Non mi sono mai interrogato su questa cosa. Io ho lavorato in Rai, e nelle dinamiche che ho affrontato, ho avuto a che fare con il centro di produzione torinese. La Rai è un’azienda molto grande, molto estesa ed è formata da tanti canali. Sarebbe riduttivo parlarne in termini generali. Io posso parlare della mia esperienza. Il centro produzione Rai di Torino, è altamente qualificato, fatto di persone fantastiche professionalmente e umanamente. Ho lavorato in maniera meravigliosa. E’ un centro che funziona. Ho deciso di lasciare perché volevo cambiare per trovare la mia felicità. Se i soldi del canone servono per alimentare una macchina come quella del Centro di produzione di Torino, io lo pagherei due volte.
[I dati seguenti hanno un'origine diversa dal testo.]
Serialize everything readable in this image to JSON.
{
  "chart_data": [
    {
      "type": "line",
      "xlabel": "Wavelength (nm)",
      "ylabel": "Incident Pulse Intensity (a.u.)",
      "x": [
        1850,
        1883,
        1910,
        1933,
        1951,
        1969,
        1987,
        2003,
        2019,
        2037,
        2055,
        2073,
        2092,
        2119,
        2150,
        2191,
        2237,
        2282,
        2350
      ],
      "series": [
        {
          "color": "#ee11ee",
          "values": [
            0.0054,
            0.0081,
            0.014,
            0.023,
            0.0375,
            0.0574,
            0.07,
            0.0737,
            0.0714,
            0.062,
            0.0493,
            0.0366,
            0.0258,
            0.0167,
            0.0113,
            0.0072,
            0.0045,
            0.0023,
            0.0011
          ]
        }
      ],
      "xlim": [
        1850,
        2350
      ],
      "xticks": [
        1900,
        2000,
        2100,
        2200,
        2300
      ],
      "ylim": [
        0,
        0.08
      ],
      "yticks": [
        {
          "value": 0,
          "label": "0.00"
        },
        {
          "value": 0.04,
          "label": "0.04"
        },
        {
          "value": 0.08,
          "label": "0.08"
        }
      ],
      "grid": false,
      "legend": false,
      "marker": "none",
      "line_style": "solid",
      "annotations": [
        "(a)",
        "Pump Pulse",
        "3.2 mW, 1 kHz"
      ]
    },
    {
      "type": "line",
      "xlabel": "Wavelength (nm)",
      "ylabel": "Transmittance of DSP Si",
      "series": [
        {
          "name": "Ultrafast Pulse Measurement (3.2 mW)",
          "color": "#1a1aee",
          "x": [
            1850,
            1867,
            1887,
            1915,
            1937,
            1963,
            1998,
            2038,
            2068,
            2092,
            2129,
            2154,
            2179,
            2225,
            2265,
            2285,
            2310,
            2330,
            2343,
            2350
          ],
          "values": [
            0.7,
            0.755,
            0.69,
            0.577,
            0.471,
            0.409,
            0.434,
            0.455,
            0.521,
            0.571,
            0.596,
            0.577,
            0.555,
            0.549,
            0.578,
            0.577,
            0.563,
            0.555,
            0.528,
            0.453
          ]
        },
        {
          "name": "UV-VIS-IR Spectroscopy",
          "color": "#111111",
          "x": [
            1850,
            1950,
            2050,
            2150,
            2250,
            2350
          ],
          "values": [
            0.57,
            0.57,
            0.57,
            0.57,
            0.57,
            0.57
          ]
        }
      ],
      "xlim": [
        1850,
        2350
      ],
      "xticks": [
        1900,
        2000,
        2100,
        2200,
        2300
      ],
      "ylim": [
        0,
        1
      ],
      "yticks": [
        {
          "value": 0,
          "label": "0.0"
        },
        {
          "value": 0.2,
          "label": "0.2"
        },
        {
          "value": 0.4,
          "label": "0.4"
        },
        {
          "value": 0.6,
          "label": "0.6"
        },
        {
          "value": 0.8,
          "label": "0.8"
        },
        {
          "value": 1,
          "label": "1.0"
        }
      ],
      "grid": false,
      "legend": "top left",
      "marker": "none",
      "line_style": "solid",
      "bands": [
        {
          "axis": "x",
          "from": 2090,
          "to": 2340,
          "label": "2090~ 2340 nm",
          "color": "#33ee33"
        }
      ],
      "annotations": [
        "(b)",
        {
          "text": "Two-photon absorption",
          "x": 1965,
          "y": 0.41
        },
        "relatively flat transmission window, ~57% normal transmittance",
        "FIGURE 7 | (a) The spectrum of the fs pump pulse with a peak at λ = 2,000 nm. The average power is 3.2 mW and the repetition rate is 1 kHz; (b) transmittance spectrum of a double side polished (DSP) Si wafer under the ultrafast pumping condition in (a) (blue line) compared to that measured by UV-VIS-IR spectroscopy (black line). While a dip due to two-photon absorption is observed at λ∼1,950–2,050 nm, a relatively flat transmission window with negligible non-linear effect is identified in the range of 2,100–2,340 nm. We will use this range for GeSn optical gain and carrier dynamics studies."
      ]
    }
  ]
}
Quando penso alla Rai, penso a delle facce, quelle delle persone con cui ho lavorato, e per loro sono felice di pagarlo.
Tu sei l’esempio di come un giovane possa far carriera anche in Italia. E’ spesso colpa dei giovani se rimangono senza lavoro e vengono etichettati spesso come fannulloni, oppure è colpa di questo paese che offre poche opportunità ai giovani?
Socrate parlava di “giusto mezzo”. Non per dire che la verità sia nel mezzo. Io credo che l’essere umano cerca sempre di adattarsi alle situazioni. Quello che avviene a livello globale, ricade su di noi in maniera preponderante, ed è difficile fare qualcosa per arginarlo visto che sono cose più grandi di noi. In quel caso l’unica cosa che possiamo fare è avere fiducia nel nostro spirito di adattamento, e trovare altre strade. Non possiamo fare altrimenti. E’ ovvio però che il governo dovrebbe assicurare il lavoro, il benessere la felicità. Io sono l’esempio di una persona che ha provato a non arrendersi. A volte ho viaggiato, mi sono spostato, non ho mai smesso di credere nei miei sogni e sono stato fortunato a trovare la mia strada. Mi interrogherei su cosa siamo disposti a fare per essere felici. Sono disposto a rinunciare a delle sicurezze, a cambiare, ad adattarmi? Questa è la domanda che bisogna farsi.
Progetti per il futuro?
Ce ne sono moltissimi. Sono fortunato. Tra poco, in ottobre, debutterò con Alice nel paese delle meraviglie, nel ruolo del Cappellaio matto al teatro nazionale di Milano. Sto lavorando come direttore artistico a una rivisitazione della Tosca, e c’è un altro progetto a cui tengo molto. A settembre uscirà il mio primo singolo che si intitolerà Meteorite. L’ho scritto tempo fa e mi è stato proposto di cantarlo da due dj Alessandro Costa e Stratodasse. Abbiamo deciso di inciderlo grazie anche alla Bliss Corporation, la nostra casa discografica. Nel frattempo, cinematograficamente, devo finire di girare le ultime scene di Ulisse, una produzione italo-americana che andrà al cinema il prossimo anno. Intanto mi godo Press, nella speranza che abbia ancora un buon seguito.